The US airline regulator has approved a plan by aircraft manufacturer, Boeing, to redesign the fire-plagued lithium-ion batteries for the 787 Dreamliner, but it has to pass a series of tests before the airliner can return to service.
The Federal Aviation Administration (FAA) approved the plan on Tuesday, which included changes to the internal battery components to avoid overheating.
Boeing's new battery - which it presented to the FAA in February - is designed to minimise the chances of a short
circuit, insulates the cells within the battery better and adds a new containment and venting system to prevent damage even if the battery catches fire.
Flight tests of only two 787s with new battery prototypes have been approved so far by the FAA.
"This comprehensive series of tests will show us whether the proposed battery improvements will work as designed," Ray LaHood, the US transportation secretary, said.
"We won't allow the plane to return to service unless we're satisfied that the new design ensures the safety of the aircraft and its passengers."

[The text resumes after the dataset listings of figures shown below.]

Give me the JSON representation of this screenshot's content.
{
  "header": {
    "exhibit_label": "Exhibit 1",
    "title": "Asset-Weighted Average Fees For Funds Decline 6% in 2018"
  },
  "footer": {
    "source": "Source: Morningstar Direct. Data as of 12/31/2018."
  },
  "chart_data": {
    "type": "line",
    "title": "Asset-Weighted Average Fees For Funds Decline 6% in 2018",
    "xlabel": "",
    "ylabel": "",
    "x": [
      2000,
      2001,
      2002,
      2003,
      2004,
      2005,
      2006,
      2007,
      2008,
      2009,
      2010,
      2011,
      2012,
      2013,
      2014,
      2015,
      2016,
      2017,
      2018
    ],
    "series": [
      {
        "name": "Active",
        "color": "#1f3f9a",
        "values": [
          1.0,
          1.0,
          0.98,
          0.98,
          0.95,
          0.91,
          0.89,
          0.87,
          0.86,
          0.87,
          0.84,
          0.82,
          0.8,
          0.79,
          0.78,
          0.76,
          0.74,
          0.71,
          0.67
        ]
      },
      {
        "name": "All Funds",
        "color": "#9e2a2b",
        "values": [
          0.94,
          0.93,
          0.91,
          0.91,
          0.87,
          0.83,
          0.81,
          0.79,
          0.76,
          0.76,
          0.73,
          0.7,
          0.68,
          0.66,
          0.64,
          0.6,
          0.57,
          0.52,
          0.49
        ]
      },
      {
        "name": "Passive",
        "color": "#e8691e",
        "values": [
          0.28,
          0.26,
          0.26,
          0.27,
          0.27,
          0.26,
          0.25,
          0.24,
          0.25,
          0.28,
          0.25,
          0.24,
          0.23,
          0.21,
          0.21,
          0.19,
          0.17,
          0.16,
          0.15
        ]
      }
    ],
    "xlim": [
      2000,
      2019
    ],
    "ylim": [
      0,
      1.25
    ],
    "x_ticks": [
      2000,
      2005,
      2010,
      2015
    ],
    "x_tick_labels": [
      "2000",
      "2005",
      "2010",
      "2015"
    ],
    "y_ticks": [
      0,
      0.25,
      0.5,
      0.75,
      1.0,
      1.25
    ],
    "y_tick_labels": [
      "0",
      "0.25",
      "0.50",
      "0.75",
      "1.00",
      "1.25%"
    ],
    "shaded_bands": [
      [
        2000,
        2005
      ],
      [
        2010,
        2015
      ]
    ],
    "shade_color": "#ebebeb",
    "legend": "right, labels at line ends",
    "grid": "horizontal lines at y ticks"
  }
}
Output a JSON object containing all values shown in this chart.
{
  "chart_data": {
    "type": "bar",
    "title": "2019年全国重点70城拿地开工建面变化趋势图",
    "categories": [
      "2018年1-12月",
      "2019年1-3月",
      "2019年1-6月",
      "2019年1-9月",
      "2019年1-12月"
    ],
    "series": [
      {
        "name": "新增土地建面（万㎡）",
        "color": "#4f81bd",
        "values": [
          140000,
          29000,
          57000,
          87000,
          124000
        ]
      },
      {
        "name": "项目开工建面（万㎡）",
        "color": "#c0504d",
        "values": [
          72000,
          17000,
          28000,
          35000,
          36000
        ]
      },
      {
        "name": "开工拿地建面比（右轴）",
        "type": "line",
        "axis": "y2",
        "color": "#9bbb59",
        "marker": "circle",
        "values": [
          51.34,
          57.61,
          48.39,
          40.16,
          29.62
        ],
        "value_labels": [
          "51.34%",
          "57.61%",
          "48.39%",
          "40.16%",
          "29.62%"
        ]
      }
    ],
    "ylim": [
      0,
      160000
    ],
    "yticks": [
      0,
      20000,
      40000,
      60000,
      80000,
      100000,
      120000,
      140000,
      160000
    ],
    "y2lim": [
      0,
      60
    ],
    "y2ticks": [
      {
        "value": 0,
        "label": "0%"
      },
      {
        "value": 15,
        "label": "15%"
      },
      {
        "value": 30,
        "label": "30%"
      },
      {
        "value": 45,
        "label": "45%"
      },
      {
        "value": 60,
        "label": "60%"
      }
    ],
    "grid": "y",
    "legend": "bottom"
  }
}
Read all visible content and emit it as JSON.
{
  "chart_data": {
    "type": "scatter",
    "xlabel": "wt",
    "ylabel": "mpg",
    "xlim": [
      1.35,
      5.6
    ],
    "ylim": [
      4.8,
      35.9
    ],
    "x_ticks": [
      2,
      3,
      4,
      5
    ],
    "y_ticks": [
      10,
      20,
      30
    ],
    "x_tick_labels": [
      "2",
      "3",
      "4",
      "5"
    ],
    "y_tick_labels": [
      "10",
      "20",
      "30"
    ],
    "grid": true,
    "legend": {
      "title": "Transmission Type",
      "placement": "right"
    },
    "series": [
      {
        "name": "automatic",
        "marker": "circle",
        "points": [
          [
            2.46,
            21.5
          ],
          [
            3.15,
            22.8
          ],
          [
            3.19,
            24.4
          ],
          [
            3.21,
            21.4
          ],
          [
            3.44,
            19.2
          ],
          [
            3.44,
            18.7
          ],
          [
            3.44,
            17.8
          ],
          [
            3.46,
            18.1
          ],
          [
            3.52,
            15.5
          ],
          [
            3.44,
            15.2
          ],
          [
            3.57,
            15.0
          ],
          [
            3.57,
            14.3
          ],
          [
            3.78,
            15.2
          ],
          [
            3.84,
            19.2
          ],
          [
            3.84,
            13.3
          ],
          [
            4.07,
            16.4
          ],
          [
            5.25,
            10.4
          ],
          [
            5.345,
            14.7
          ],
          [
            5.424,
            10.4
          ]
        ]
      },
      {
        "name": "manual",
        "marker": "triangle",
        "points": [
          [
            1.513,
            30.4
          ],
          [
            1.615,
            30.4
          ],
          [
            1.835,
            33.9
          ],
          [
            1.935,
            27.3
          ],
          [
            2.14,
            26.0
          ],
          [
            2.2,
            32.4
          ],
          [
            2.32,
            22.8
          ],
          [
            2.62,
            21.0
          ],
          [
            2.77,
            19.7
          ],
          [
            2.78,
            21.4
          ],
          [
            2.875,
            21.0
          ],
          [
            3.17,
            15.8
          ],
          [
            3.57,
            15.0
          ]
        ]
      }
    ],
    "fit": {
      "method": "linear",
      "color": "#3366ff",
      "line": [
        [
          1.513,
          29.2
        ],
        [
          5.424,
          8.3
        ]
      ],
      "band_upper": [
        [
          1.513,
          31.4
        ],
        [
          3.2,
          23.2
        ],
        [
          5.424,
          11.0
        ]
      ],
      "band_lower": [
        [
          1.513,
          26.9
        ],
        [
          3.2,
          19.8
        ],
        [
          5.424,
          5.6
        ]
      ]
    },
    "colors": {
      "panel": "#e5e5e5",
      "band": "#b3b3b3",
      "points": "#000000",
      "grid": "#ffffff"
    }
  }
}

The agency also said that the plan is an outline for a recertification of the plane's batteries, which has two identical lithium-ion batteries.
Boeing welcomed the decision.
"Today's approval from the FAA is a critical and welcome milestone toward getting the fleet flying again and continuing to deliver on the promise of the 787," Jim McNerney, Boeing chief executive, said in a statement.
The 787 fleet worldwide has been grounded by the FAA and civil aviation authorities in other countries since January 16, after two battery failures in Boston, US, and Japan.
The 787 is Boeing's newest and most technologically advanced plane. Its grounding marked the first time since 1979 that FAA had ordered every plane of a particular type to stay out of the air for safety reasons.